For the past two years, I have seen his health deteriorate. I have watched him go from shuffling through the house, to being wheelchair-bound, to being basically bedridden. And each time he gets worse, I just keep hoping it’s the end. It has been such a stress on my mom, the caretaker, 24/7. (Luckily, some of her siblings help out from time to time.) It has caused tension between my parents. It has shattered my sense of home.
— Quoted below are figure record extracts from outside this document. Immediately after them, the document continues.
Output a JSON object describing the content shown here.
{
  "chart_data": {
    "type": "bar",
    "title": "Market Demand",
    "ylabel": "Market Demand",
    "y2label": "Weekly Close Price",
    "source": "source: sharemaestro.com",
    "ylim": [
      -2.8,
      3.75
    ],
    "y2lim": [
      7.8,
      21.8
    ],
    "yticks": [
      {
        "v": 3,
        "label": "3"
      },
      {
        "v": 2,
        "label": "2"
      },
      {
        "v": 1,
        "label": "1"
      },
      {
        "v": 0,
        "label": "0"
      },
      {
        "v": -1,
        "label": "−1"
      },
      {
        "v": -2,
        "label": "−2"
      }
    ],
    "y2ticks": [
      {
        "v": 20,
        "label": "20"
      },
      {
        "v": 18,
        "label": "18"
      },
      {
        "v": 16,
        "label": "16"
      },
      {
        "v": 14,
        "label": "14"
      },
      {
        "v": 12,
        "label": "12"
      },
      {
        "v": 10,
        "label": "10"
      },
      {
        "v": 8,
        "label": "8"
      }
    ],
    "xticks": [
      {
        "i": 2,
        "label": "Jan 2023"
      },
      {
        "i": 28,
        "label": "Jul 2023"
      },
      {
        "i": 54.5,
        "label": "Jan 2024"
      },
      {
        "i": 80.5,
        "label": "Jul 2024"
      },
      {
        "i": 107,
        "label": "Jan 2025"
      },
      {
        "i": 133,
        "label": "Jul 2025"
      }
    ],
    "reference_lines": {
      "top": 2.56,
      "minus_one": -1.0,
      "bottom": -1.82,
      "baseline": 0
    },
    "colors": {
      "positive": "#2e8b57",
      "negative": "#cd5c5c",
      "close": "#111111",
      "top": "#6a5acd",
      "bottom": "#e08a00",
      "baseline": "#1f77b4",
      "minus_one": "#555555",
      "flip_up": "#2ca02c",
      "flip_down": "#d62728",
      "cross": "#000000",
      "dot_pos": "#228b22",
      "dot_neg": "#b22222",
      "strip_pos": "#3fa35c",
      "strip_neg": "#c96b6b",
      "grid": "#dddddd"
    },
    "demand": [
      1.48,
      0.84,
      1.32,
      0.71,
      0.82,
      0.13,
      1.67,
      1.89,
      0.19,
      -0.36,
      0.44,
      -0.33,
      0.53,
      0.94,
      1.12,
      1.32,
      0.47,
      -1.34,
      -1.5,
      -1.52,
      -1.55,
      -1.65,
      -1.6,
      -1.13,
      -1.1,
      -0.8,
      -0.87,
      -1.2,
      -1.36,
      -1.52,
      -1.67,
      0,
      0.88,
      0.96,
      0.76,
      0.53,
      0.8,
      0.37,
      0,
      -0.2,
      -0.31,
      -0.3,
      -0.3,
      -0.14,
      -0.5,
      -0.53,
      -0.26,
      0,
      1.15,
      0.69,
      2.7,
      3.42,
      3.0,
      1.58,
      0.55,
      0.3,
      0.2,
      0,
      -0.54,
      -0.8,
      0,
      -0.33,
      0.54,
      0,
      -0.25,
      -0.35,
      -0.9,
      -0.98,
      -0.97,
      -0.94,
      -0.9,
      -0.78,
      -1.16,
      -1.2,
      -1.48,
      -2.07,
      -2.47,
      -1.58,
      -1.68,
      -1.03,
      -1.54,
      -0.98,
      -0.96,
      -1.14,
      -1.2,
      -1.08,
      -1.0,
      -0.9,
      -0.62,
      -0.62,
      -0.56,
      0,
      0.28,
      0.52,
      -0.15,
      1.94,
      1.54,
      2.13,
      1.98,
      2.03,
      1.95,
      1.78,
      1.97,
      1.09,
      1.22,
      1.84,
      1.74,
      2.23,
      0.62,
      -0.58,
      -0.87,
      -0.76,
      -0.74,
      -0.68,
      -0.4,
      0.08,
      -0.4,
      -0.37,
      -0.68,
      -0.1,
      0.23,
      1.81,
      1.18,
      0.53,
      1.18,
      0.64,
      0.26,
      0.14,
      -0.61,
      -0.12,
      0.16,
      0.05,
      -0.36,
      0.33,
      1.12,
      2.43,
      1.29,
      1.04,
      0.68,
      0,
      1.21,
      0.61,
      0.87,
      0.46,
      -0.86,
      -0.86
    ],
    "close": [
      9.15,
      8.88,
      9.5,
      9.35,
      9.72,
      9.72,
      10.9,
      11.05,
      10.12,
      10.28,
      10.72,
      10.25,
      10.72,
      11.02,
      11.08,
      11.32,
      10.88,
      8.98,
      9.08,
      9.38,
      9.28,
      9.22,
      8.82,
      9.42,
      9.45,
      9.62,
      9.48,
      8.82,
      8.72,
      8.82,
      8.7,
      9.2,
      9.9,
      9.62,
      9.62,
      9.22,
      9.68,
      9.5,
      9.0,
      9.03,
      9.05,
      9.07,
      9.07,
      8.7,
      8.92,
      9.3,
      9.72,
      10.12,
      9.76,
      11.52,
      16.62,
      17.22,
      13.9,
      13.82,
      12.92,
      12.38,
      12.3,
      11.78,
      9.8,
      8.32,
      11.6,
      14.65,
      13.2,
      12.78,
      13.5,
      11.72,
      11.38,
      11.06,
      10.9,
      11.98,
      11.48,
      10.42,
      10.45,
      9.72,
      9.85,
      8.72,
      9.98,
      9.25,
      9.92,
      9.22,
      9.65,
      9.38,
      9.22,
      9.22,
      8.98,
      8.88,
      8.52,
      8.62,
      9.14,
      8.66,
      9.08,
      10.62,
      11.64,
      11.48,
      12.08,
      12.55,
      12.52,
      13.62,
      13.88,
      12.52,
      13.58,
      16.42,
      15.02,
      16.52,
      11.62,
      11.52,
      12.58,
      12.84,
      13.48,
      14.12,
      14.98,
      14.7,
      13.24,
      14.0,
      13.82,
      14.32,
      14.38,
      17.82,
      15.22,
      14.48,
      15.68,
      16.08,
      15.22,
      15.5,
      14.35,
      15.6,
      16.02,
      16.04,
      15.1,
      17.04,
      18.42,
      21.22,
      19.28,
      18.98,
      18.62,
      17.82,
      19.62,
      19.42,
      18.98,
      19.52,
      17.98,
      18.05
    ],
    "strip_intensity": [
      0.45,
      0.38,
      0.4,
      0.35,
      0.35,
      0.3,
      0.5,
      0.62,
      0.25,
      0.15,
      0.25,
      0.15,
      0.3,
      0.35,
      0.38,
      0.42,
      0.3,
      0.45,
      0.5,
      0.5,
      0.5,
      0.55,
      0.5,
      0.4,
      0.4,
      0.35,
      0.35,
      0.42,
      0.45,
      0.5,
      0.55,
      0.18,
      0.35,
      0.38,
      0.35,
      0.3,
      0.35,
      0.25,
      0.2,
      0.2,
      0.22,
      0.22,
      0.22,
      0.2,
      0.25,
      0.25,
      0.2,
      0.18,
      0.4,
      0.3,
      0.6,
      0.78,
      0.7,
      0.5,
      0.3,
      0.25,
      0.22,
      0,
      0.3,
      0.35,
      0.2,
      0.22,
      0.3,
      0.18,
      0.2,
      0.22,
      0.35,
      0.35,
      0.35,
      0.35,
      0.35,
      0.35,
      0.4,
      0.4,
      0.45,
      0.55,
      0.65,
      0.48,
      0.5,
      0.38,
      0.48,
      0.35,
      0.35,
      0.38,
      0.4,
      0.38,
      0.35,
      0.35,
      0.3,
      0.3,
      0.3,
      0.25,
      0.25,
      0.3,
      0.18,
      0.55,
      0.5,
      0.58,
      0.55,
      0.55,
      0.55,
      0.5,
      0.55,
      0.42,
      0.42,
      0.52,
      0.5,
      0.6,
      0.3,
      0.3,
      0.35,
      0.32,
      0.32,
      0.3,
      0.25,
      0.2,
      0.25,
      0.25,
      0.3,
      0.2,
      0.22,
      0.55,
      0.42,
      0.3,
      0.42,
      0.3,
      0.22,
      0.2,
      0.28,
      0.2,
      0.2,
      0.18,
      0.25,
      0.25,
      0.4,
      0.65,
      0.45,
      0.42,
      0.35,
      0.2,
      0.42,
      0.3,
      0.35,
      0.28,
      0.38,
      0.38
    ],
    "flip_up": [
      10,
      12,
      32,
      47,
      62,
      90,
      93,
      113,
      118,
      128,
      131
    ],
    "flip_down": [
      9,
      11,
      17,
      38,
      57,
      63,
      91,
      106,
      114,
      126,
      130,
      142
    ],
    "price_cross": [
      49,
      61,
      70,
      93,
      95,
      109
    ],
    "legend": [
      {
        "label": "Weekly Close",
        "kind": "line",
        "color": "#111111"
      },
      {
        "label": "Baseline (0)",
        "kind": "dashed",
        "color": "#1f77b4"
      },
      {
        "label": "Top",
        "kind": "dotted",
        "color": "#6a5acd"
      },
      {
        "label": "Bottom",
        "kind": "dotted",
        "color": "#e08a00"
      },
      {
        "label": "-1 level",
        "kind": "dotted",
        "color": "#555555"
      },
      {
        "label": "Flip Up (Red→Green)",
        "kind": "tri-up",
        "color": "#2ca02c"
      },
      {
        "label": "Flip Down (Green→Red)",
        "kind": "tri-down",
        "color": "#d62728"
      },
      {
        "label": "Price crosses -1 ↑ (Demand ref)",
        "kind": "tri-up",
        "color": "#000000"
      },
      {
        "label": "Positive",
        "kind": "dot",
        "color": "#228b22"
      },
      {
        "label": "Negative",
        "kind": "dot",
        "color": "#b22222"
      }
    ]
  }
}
I always feel in the way. When I come home, suddenly there’s no room in the fridge. I’ve stopped putting ice in my drinks because our ice machine is slow enough that my dad already has to go to the store at least once a week just to get an extra bag. I can’t park in my driveway anymore because it’s a shorter walk for grandma. I make breakfast and then disappear to my room so they can have the TV because Grandpa can’t move from his chair. We moved my cat’s food so the dog wouldn’t get to it. I don’t talk to my mom while she gets ready for bed anymore because I know she’s just too tired during the week. I have to dodge the chairlift, most annoyingly when I’m carrying packed bags.

It’s just not home anymore.

And maybe that’s a good thing, so I can move on. Time will tell.

But because of this whirlwind of shit, I keep wishing Grandpa will die soon. I’m not exactly proud to say it, but it’s true. And it’s just what I wish. I know I shouldn’t wish death upon anyone, but I feel no remorse.

And karma knows it. And that’s why it’s kicking my ass.

I’m not going to proclaim to be a better person. I have no plans to take it back, because I know it won’t help at this point. I also know I wouldn’t mean it. I just think it takes more to be honest in this situation.

Maybe karma will reward me for that later.